Analyzing Memory Performance with Tinymembench
[ English | 简体中文 ]
I. Overview
tinymembench is a lightweight, cross-platform benchmarking tool that you can use to precisely measure your system's memory bandwidth and random-access latency. This tool provides critical data for analyzing and optimizing the performance of an embedded system's memory subsystem.
The main features of tinymembench include:
-
Official Source Code: https://github.com/ssvb/tinymembench
-
Supported Processor Architectures:
- AArch64
- ARM
- amd64
- MIPS32
-
Supported Vector Instruction Sets:
- SSE2 (Streaming SIMD Extensions 2)
- NEON
II. Usage Instructions
You can enable and run tinymembench in the openvela environment with simple configuration and commands.
1. Enabling tinymembench
Enable the tinymembench application in your project's configuration.
-
Enter the openvela configuration menu (e.g., by running
make menuconfig). -
Navigate to
Application Configuration->BenchMarks. -
Select the
tinymembenchoption.CONFIG_BENCHMARKS_TINYMEMBENCH=y -
Save the configuration and recompile your project.
The source code for tinymembench is located in the apps/benchmarks/tinymembench directory.
2. Running the Benchmark
In the command line (NuttShell), simply execute the tinymembench command to start the test. The command requires no arguments.
nsh> tinymembench
III. Analyzing Test Results
The output of tinymembench is divided into two main parts: memory bandwidth tests and memory latency tests.
1. Interpreting Core Metrics
The basic principles for performance evaluation are straightforward:
- Higher memory bandwidth is better: It indicates that more data can be transferred per unit of time.
- Lower memory latency is better: It indicates that a single memory access takes less time.
2. Example Output
After the test is complete, tinymembench will print a detailed performance report, as shown below:
nsh> tinymembench
tinymembench v0.4.9 (simple benchmark for memory throughput and latency)
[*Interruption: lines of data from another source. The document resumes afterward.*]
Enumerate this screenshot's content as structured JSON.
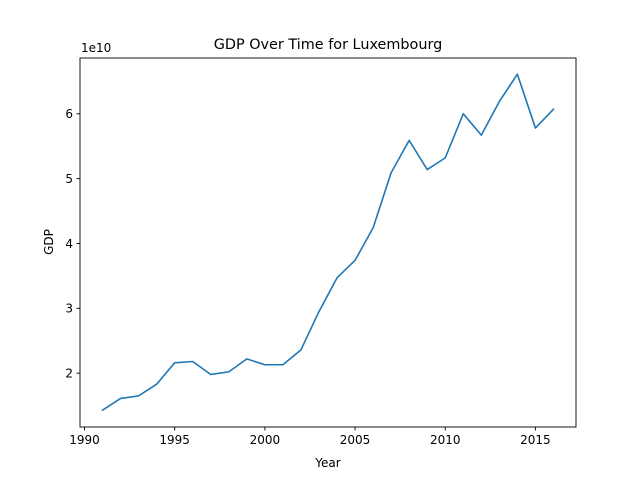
{
  "chart_data": {
    "type": "line",
    "title": "GDP Over Time for Luxembourg",
    "xlabel": "Year",
    "ylabel": "GDP",
    "y_offset_label": "1e10",
    "y_scale": 10000000000,
    "xlim": [
      1989.75,
      2017.25
    ],
    "ylim": [
      1.17,
      6.86
    ],
    "xticks": [
      1990,
      1995,
      2000,
      2005,
      2010,
      2015
    ],
    "yticks": [
      2,
      3,
      4,
      5,
      6
    ],
    "grid": false,
    "line_color": "#1f77b4",
    "series": [
      {
        "x": [
          1991,
          1992,
          1993,
          1994,
          1995,
          1996,
          1997,
          1998,
          1999,
          2000,
          2001,
          2002,
          2003,
          2004,
          2005,
          2006,
          2007,
          2008,
          2009,
          2010,
          2011,
          2012,
          2013,
          2014,
          2015,
          2016
        ],
        "y": [
          1.43,
          1.61,
          1.65,
          1.83,
          2.16,
          2.18,
          1.98,
          2.02,
          2.22,
          2.13,
          2.13,
          2.36,
          2.95,
          3.47,
          3.74,
          4.24,
          5.09,
          5.59,
          5.14,
          5.32,
          6.0,
          5.67,
          6.19,
          6.61,
          5.78,
          6.07
        ]
      }
    ]
  }
}
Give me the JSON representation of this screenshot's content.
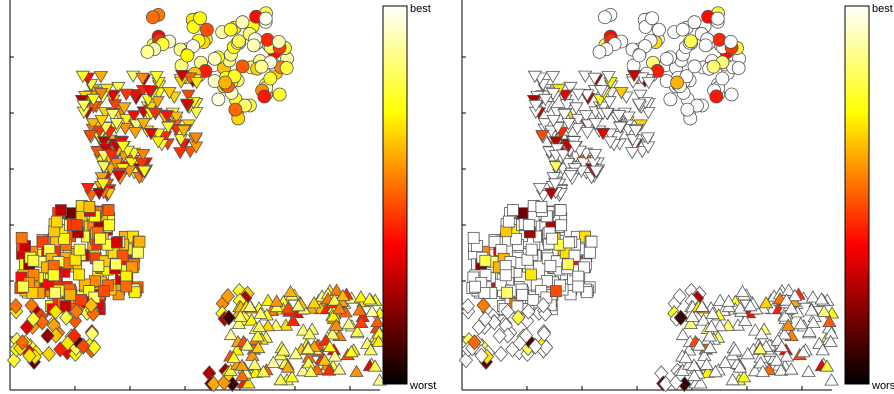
{
  "chart_data": [
    {
      "type": "scatter",
      "panel": "left",
      "description_of_marks": "colored markers (circles, downward triangles, squares, diamonds, upward triangles) in five spatial clusters, colored on a hot colormap",
      "marker_shapes": [
        "circle",
        "triangle-down",
        "square",
        "diamond",
        "triangle-up"
      ],
      "colorbar": {
        "colormap": "hot",
        "top_label": "best",
        "bottom_label": "worst"
      },
      "colormap_stops": [
        "#000000",
        "#ff0000",
        "#ffff00",
        "#ffffff"
      ],
      "grid": false,
      "axis_tick_labels": false,
      "clusters": [
        {
          "shape": "circle",
          "count": 95,
          "value_range": [
            0.35,
            1.0
          ]
        },
        {
          "shape": "triangle-down",
          "count": 190,
          "value_range": [
            0.2,
            0.85
          ]
        },
        {
          "shape": "square",
          "count": 210,
          "value_range": [
            0.15,
            0.85
          ]
        },
        {
          "shape": "diamond",
          "count": 75,
          "value_range": [
            0.05,
            0.85
          ]
        },
        {
          "shape": "triangle-up",
          "count": 170,
          "value_range": [
            0.3,
            0.9
          ]
        }
      ]
    },
    {
      "type": "scatter",
      "panel": "right",
      "description_of_marks": "same point layout as left panel; most markers white (best), a minority colored",
      "marker_shapes": [
        "circle",
        "triangle-down",
        "square",
        "diamond",
        "triangle-up"
      ],
      "colorbar": {
        "colormap": "hot",
        "top_label": "best",
        "bottom_label": "worst"
      },
      "colormap_stops": [
        "#000000",
        "#ff0000",
        "#ffff00",
        "#ffffff"
      ],
      "grid": false,
      "axis_tick_labels": false,
      "fraction_white": 0.85
    }
  ],
  "colors": {
    "marker_edge": "#555555",
    "axis": "#000000"
  }
}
==========================================================================
== Memory bandwidth tests ==
... (Detailed output for bandwidth tests omitted) ...
C copy : 7153.3 MB/s (3.7%)
standard memcpy : 13278.0 MB/s (7.2%)
standard memset : 5833.2 MB/s (1.0%)
SSE2 copy : 12823.8 MB/s (6.8%)
==========================================================================
== Memory latency test ==
... (Detailed output for latency tests omitted) ...
==========================================================================
block size : single random read / dual random read
1024 : 0.1 ns / 0.1 ns
...
16777216 : 66.7 ns / 84.9 ns
33554432 : 73.6 ns / 99.8 ns
67108864 : 69.4 ns / 94.7 ns
3. Key Factors Affecting Memory Performance
Memory performance is influenced by a combination of hardware and software configurations. When analyzing the results, consider the following key factors:
-
Data Cache: Enabling the data cache can significantly reduce average memory access latency, thereby improving overall performance.
-
Memory Management Unit (MMU): Enabling the MMU introduces overhead for virtual-to-physical address translation, increasing both average and worst-case memory access times. With multi-level page tables (e.g., 4-level tables), the worst-case memory access latency can increase significantly. In contrast, using a Memory Protection Unit (MPU) for block-based address translation has a smaller impact on performance.
-
Translation Lookaside Buffer (TLB): The TLB is the MMU's address translation cache. Enabling the TLB can effectively accelerate the address translation process, reducing the average memory access latency when the MMU is active.
-
Cacheable Attribute of Page Table Entries: If a memory region is configured as Non-Cacheable, the CPU bypasses the cache and accesses main memory directly. This increases the average access time but may slightly reduce worst-case latency jitter.
-
Virtualization Environment: Running in a virtualized environment typically introduces an additional layer of address translation (e.g., Intermediate Physical Address to Host Physical Address), which slightly increases average access time and can significantly increase worst-case access time.
-
DDR Memory Timings: The physical characteristics of DDR (Double Data Rate) SDRAM directly impact performance.
- Refresh Cycle: During a memory refresh period (defined by parameters like
t_REFandt_REFI), the memory controller pauses responses to access requests, which directly affects the worst-case access time. - Access Timings: Other key timing parameters, such as
t_CL(CAS Latency) andt_RCD(RAS to CAS Delay), also affect average and worst-case access times.
- Refresh Cycle: During a memory refresh period (defined by parameters like
IV. openvela Porting Notes
During the process of porting tinymembench to openvela, a key modification was made:
- The
__attribute__((weak))modifier was added to thefminfunction to resolve potential symbol conflicts with a function of the same name in the standard library.